To innovate, forget

We humans love to speculate about the future. It’s part of an ability that makes us different from other animals; we can look into times other than the present. We can consider, in great detail, what has happened and what has yet to happen

Typically, when we imagine what the future will be like, we imagine it to be different by degrees. We see ourselves with more money, more possessions, more skills and abilities, more happiness, less worries, less problems. And we see the world around us with less conflict, less poverty, more wealth. Or we see the opposite of that, depending on whether we’re baseline-optimistic or baseline-pessimistic.

But frequently the innovations that change the world and shake up the order of things don’t correspond to our visions of the future. That’s because we think the future will be different by degrees, when really, it will different by kind. As Kevin Kelly said in The Inevitable:

“As we try to imagine this exuberant web three decades from now, our first impulse is to imagine it as Web 2.0—a better web.

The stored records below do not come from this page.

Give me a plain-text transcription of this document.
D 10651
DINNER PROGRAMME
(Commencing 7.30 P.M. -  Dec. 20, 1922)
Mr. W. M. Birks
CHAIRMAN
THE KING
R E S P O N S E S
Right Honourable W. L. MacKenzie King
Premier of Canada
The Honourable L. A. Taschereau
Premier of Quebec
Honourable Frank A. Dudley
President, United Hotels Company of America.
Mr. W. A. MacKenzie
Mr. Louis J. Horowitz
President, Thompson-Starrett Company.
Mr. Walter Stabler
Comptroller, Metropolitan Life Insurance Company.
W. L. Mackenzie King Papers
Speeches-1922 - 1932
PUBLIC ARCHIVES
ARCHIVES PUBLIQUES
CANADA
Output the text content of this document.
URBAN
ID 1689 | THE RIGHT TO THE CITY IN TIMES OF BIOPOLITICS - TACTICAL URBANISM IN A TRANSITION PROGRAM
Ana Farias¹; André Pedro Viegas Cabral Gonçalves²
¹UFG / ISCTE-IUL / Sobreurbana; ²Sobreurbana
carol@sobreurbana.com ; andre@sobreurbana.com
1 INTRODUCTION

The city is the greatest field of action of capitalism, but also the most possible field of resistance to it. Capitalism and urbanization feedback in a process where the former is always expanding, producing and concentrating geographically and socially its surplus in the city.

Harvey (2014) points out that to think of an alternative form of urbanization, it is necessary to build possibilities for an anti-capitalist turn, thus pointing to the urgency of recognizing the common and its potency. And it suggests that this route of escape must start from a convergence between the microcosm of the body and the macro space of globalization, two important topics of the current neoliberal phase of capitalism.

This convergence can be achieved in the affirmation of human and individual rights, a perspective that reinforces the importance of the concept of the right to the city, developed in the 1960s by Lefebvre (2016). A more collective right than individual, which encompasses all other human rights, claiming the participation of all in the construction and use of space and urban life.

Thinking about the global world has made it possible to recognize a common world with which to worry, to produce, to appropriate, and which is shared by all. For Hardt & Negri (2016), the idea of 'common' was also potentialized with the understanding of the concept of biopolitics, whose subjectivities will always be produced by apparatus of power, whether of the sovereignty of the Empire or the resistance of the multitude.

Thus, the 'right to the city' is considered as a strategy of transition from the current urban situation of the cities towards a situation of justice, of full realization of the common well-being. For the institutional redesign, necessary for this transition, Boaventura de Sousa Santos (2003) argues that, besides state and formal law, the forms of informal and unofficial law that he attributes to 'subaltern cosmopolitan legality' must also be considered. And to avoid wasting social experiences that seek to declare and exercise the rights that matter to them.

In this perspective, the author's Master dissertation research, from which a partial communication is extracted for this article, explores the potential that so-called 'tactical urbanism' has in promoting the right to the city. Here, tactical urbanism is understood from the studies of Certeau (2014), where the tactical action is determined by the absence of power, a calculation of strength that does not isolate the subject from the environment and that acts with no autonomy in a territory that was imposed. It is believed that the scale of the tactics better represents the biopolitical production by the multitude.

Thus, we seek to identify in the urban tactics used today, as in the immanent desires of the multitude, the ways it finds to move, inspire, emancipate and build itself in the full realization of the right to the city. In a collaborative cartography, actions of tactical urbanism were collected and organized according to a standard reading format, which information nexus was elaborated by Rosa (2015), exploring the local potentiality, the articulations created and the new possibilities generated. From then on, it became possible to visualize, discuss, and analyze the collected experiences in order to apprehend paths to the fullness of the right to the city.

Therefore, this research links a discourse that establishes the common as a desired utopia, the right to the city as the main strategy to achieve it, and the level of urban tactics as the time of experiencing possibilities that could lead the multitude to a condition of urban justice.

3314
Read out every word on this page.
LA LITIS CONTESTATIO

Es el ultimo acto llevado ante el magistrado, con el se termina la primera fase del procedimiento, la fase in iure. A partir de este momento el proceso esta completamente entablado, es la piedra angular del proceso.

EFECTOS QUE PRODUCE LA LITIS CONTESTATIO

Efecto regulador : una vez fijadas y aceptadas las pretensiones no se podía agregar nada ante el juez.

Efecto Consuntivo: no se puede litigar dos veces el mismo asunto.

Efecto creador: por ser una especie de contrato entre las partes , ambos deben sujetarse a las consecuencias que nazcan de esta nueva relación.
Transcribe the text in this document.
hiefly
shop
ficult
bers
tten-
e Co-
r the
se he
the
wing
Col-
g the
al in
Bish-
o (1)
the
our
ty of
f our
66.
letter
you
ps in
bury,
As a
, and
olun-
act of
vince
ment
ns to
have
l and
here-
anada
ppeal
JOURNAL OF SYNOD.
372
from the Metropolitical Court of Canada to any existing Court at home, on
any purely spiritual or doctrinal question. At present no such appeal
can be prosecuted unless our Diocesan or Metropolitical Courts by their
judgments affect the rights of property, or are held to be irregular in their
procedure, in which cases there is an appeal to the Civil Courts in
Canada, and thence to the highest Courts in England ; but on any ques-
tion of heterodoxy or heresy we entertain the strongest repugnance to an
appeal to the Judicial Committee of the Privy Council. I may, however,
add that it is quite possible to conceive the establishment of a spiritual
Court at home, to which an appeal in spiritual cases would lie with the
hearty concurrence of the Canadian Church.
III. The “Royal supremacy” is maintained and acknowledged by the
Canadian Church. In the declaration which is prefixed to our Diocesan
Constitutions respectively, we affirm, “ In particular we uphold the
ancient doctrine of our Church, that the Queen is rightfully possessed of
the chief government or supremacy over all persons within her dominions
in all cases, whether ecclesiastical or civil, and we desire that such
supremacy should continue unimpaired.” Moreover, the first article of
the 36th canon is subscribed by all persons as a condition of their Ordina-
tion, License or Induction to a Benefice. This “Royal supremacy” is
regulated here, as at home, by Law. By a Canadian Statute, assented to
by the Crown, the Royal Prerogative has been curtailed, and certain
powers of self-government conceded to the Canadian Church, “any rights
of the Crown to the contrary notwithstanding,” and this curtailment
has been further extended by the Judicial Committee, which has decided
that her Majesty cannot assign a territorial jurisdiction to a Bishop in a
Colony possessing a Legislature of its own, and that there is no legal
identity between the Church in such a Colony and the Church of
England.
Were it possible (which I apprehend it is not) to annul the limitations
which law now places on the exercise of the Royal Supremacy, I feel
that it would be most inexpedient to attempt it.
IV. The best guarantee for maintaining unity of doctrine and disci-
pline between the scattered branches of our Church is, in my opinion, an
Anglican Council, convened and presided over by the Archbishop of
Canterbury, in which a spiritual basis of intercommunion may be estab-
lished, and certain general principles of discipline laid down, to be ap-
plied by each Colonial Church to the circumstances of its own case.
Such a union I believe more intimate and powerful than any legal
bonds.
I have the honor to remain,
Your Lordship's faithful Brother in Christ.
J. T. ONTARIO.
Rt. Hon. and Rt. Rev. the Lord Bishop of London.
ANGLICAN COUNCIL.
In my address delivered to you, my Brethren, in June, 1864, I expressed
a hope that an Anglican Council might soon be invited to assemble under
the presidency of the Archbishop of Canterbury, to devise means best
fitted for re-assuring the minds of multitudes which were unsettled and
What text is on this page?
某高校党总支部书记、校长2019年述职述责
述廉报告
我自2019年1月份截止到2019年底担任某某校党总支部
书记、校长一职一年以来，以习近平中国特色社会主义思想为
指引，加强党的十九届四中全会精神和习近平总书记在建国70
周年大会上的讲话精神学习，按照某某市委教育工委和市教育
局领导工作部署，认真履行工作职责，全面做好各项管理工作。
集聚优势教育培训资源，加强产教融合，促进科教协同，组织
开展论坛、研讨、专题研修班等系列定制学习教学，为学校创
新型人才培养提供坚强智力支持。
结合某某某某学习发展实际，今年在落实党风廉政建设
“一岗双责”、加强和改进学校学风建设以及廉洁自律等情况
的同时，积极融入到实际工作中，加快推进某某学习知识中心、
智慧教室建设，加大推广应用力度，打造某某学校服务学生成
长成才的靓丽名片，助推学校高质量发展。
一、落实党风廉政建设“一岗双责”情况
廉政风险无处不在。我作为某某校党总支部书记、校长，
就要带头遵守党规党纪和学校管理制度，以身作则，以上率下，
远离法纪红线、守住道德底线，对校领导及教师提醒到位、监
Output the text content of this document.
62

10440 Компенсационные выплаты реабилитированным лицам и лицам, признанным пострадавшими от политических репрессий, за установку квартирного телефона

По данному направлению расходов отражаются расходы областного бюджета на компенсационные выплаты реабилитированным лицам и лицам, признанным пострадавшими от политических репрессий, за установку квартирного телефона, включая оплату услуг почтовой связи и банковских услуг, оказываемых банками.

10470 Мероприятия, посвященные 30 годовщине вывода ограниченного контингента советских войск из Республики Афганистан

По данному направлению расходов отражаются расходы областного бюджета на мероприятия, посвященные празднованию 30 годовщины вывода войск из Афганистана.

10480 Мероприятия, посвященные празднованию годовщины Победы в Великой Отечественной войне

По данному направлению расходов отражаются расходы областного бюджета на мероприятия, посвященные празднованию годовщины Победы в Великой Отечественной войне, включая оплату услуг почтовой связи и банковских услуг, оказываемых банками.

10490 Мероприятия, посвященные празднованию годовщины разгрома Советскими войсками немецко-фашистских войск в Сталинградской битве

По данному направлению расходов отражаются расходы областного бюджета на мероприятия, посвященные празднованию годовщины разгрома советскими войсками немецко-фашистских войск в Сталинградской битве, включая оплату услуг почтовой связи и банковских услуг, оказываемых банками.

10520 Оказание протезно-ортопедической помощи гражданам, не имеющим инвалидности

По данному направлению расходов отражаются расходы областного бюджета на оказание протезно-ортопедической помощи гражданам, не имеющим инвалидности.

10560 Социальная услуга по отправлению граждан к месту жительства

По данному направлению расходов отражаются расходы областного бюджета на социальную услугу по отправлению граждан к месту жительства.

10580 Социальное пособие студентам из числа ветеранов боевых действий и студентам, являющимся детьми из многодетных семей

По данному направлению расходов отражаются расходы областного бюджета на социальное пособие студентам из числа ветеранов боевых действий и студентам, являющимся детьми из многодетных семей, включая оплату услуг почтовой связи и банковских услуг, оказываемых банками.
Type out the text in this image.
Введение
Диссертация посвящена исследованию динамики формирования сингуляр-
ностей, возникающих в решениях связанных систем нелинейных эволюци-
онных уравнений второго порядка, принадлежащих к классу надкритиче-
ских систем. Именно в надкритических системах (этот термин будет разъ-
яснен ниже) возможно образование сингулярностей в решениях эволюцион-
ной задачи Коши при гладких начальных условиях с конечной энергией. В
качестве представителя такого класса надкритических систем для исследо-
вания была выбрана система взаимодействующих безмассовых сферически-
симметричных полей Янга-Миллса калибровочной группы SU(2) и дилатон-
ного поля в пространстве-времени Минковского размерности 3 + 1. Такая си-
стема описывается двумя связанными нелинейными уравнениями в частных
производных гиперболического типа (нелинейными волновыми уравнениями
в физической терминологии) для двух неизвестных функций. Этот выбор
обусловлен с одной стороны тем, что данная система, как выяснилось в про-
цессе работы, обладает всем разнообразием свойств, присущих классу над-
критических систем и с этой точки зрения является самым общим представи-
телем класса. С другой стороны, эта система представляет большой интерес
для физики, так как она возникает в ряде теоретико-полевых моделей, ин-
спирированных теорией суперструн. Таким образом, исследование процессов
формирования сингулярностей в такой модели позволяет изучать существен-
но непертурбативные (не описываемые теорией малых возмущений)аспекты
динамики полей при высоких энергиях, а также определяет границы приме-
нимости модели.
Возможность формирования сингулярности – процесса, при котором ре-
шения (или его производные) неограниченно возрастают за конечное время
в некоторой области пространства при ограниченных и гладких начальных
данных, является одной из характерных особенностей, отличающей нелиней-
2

But the web in 2050 won’t be a better web, just as the first version of the web was not better TV with more channels. It will have become something new, as different from the web today as the first web was from TV.”

Of course, innovation-by-degrees is way, way, way easier than innovation-by-kind. To innovate by degrees, all you have to do is look around you at what already exists and amplify or minimise some of the properties already present. Imagine that every attribute of a technology, service, product, etc., is plotted on a sliding scale. To innovate by degree, you just have to slide one of, or a combination of, those properties up or down until you find something interesting or valuable. Anyone can do that. It requires no special ability or gift. Just patience, perceptiveness and the capacity for experimentation and exploration.

Innovation-by-kind is not so simple. Montaigne said in his Essays that “Man cannot be other than he is; he cannot have thoughts beyond his reach.” That’s what innovation-by-kind requires; the ability to escape the impression formed on our mind by the current world and imagine something completely new. 

Another way to frame it is using the idea of talent-versus genius. It’s said that talent hits targets that everyone can see but has trouble hitting, and genius hits targets that no one else even knows are there. The genius, the innovator-by-kind, doesn’t just build on top of already-constructed architecture. He comes up with a new building, or a new way of construction.

That’s the difference. To be an average, or even an above-average speculator and investor in the future, we can attempt to imagine innovation-by-degrees. We can look at the world around us and imagine a better version, with it’s good features turned up and it’s less-good features turned down, or removed altogether. But to be a great speculator and innovator we need to look at the world around us and then forget about it. Because the future will be different in kind, not by degrees, every impression we have of our current reality biases us toward iterating something old, rather than helping us to forge something new.